Are Late Sources Unreliable?
بسم الله الرحمن الرحيم
We often hear from critics that the hadith canon was written hundreds of years after the death of the Prophet (s) and therefore it is unreliable.
Muslims also utilize a similar argument when attacking the reliability of the 4 gospel accounts or Paul’s veracity – the issue being here that none of them were eye wtinesses.
Here is a simple thought experiment to see the flaw in this kind of reasoning. Suppose right now civilization were to be wiped out, but there remained a comprehensive account of WW2 written in 2020 published by Oxford University Press.
Suppose this account was found 1000 years later. Would this account be unreliable?

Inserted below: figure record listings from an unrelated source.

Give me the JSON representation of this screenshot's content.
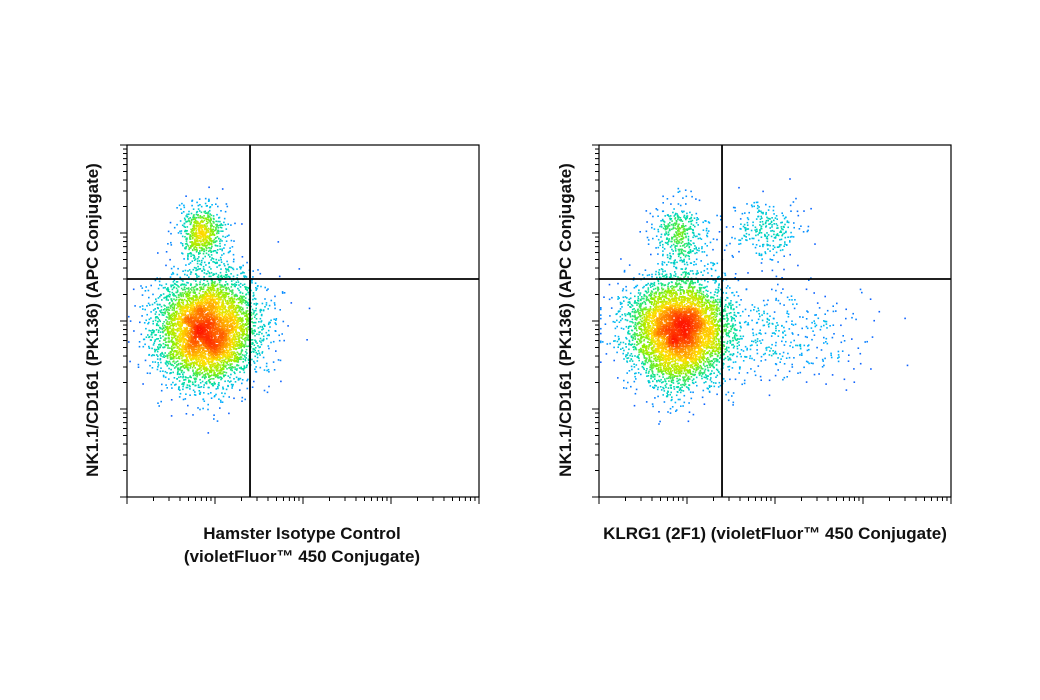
{
  "chart_data": [
    {
      "type": "scatter",
      "subtype": "flow-cytometry-density-dot-plot",
      "xlabel_lines": [
        "Hamster Isotype Control",
        "(violetFluor™ 450 Conjugate)"
      ],
      "ylabel": "NK1.1/CD161 (PK136) (APC Conjugate)",
      "x_scale": "log",
      "y_scale": "log",
      "xlim": [
        1,
        10000
      ],
      "ylim": [
        1,
        10000
      ],
      "gates": {
        "x": 25,
        "y": 300
      },
      "colormap": [
        "#1a1aff",
        "#00b4ff",
        "#00e0a0",
        "#8cf000",
        "#ffe000",
        "#ff7800",
        "#ff1400"
      ],
      "populations": [
        {
          "name": "main",
          "x_center": 8,
          "y_center": 80,
          "x_spread_decades": 0.28,
          "y_spread_decades": 0.3,
          "events": 5200
        },
        {
          "name": "nk",
          "x_center": 7,
          "y_center": 1000,
          "x_spread_decades": 0.13,
          "y_spread_decades": 0.16,
          "events": 650
        },
        {
          "name": "tail",
          "x_center": 40,
          "y_center": 120,
          "x_spread_decades": 0.25,
          "y_spread_decades": 0.25,
          "events": 40
        }
      ]
    },
    {
      "type": "scatter",
      "subtype": "flow-cytometry-density-dot-plot",
      "xlabel_lines": [
        "KLRG1 (2F1) (violetFluor™ 450 Conjugate)"
      ],
      "ylabel": "NK1.1/CD161 (PK136) (APC Conjugate)",
      "x_scale": "log",
      "y_scale": "log",
      "xlim": [
        1,
        10000
      ],
      "ylim": [
        1,
        10000
      ],
      "gates": {
        "x": 25,
        "y": 300
      },
      "colormap": [
        "#1a1aff",
        "#00b4ff",
        "#00e0a0",
        "#8cf000",
        "#ffe000",
        "#ff7800",
        "#ff1400"
      ],
      "populations": [
        {
          "name": "main",
          "x_center": 8,
          "y_center": 80,
          "x_spread_decades": 0.28,
          "y_spread_decades": 0.3,
          "events": 5200
        },
        {
          "name": "nk_klrg1_neg",
          "x_center": 8,
          "y_center": 1000,
          "x_spread_decades": 0.15,
          "y_spread_decades": 0.2,
          "events": 420
        },
        {
          "name": "nk_klrg1_pos",
          "x_center": 80,
          "y_center": 1100,
          "x_spread_decades": 0.2,
          "y_spread_decades": 0.17,
          "events": 260
        },
        {
          "name": "klrg1_pos_low",
          "x_center": 100,
          "y_center": 70,
          "x_spread_decades": 0.45,
          "y_spread_decades": 0.3,
          "events": 380
        }
      ]
    }
  ]
}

While we can say that it probably is not 100% accurate, the basic facts would be correct.
The fact that the account is written 70 years later is irrelevant – if anything, it may be more accurate than what was written closer to WW2, since much of that may have been politically motivated propaganda.
Let’s perform a second thought experiment; suppose 500 years after the destruction of our civilization some future historian found not a single text, but a dozen volumes in a university library on WW2.

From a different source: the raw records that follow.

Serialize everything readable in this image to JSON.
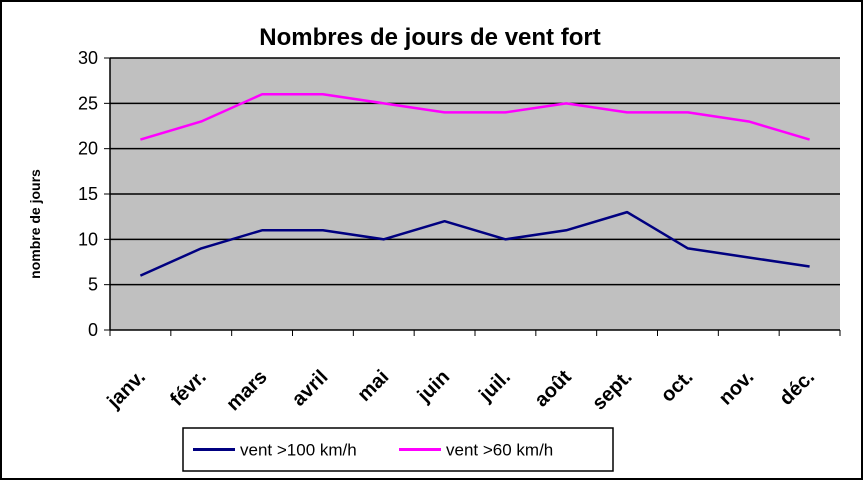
{
  "chart_data": {
    "type": "line",
    "title": "Nombres de jours de vent fort",
    "xlabel": "",
    "ylabel": "nombre de jours",
    "categories": [
      "janv.",
      "févr.",
      "mars",
      "avril",
      "mai",
      "juin",
      "juil.",
      "août",
      "sept.",
      "oct.",
      "nov.",
      "déc."
    ],
    "yticks": [
      "0",
      "5",
      "10",
      "15",
      "20",
      "25",
      "30"
    ],
    "ylim": [
      0,
      30
    ],
    "grid": true,
    "plot_background": "#c0c0c0",
    "legend_position": "bottom",
    "series": [
      {
        "name": "vent >100 km/h",
        "color": "#000080",
        "values": [
          6,
          9,
          11,
          11,
          10,
          12,
          10,
          11,
          13,
          9,
          8,
          7
        ]
      },
      {
        "name": "vent >60 km/h",
        "color": "#ff00ff",
        "values": [
          21,
          23,
          26,
          26,
          25,
          24,
          24,
          25,
          24,
          24,
          23,
          21
        ]
      }
    ]
  }
}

Suppose then, that he himself wrote a history of WW2 based on secondary sources. Would we expect it to be more or less accurate?

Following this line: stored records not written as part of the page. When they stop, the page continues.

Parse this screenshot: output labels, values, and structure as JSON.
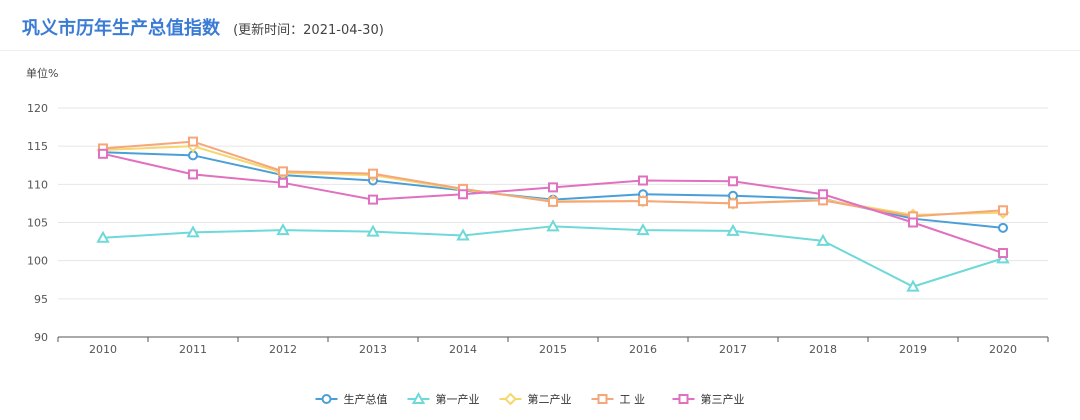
{
  "header": {
    "title": "巩义市历年生产总值指数",
    "subtitle": "(更新时间：2021-04-30)"
  },
  "chart_data": {
    "type": "line",
    "title": "巩义市历年生产总值指数",
    "ylabel": "单位%",
    "xlabel": "",
    "categories": [
      "2010",
      "2011",
      "2012",
      "2013",
      "2014",
      "2015",
      "2016",
      "2017",
      "2018",
      "2019",
      "2020"
    ],
    "ylim": [
      90,
      120
    ],
    "yticks": [
      90,
      95,
      100,
      105,
      110,
      115,
      120
    ],
    "grid": true,
    "legend_position": "bottom-center",
    "series": [
      {
        "name": "生产总值",
        "color": "#4a9fd8",
        "marker": "circle",
        "values": [
          114.2,
          113.8,
          111.2,
          110.5,
          109.2,
          108.0,
          108.7,
          108.5,
          108.1,
          105.5,
          104.3
        ]
      },
      {
        "name": "第一产业",
        "color": "#6fd8d8",
        "marker": "triangle",
        "values": [
          103.0,
          103.7,
          104.0,
          103.8,
          103.3,
          104.5,
          104.0,
          103.9,
          102.6,
          96.6,
          100.3
        ]
      },
      {
        "name": "第二产业",
        "color": "#f5d76e",
        "marker": "diamond",
        "values": [
          114.5,
          115.0,
          111.5,
          111.2,
          109.3,
          107.8,
          107.8,
          107.5,
          108.0,
          106.0,
          106.3
        ]
      },
      {
        "name": "工 业",
        "color": "#f5a67a",
        "marker": "square",
        "values": [
          114.7,
          115.6,
          111.7,
          111.4,
          109.4,
          107.7,
          107.8,
          107.5,
          107.9,
          105.8,
          106.6
        ]
      },
      {
        "name": "第三产业",
        "color": "#e070c0",
        "marker": "square",
        "values": [
          114.0,
          111.3,
          110.2,
          108.0,
          108.7,
          109.6,
          110.5,
          110.4,
          108.7,
          105.0,
          101.0
        ]
      }
    ]
  }
}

The answer, once again, is yes.
Based on inductive reasoning, our future historian can understand that the secondary sources used primary sources and through a critical examination of the secondary sources classify the claims into certainly true, most probably true, maybe, probably not, most certainly false etc.
In fact, he may even provide new insights by comparing contradictory accounts in the secondary sources.
Compare the book that this fellow writes 500 years later to a Soviet-era propaganda pamphlet written during the war. Which would we expect to be more accurate?
In all likelihood, the guy who comes 500 years later would write a more accurate history than the information found in a contemporary propaganda pamphlet. Obviously, there may be some key information found in the propaganda pamphlet that may be useful as it is a primary source, but in terms of an overall picture, an academic secondary source is better.
Now, there is a disanalogy in all of this in that perhaps we have more confidence in today’s academic institutions than we do past scholars.
Part of this bias is justified as there are higher academic standards to adhere to and more of a paper trail to follow to original sources now than there was in the past.
But the point of the thought experiments is to show that time is not the most relevant factor in determining the reliability of sources.
Rather, what is most important is the reliability of the sources being used.
Every layer removed from the origin does present a layer of bias that needs to be considered, but this layer of bias need not in principle nor in practice be so thick as to render us hopeless.
Neither is it so thin as to be irrelevant, as most Muslim orthodoxies would have us believe.
Rather, the balance is in the middle – yes, there are biases, and there are problems in the sources, and most importantly – there are clear political and theological biases present in the scholars themselves.
But the mere fact that something is written 200 or 300 or even 500 years after the fact is not really the biggest concern. This is especially true when we know that these scholars were often relying on earlier sources no longer extant to us.
We also cannot take for granted that all of these earlier sources were perfectly transmitted to us without bias, but we can say that if a scholar was renowned by his peers and wrote a particularly influential work, the majority of the work should be taken to accurately represent previous sources unless a bias can be shown in particularly sensitive theological issues.
Rather, the biggest concerns often are with the political and theological biases which have been present since the dawn of Islam.
This ultimately is what requires one to look at a wide range of sources and compare the various claims of all the different theological camps.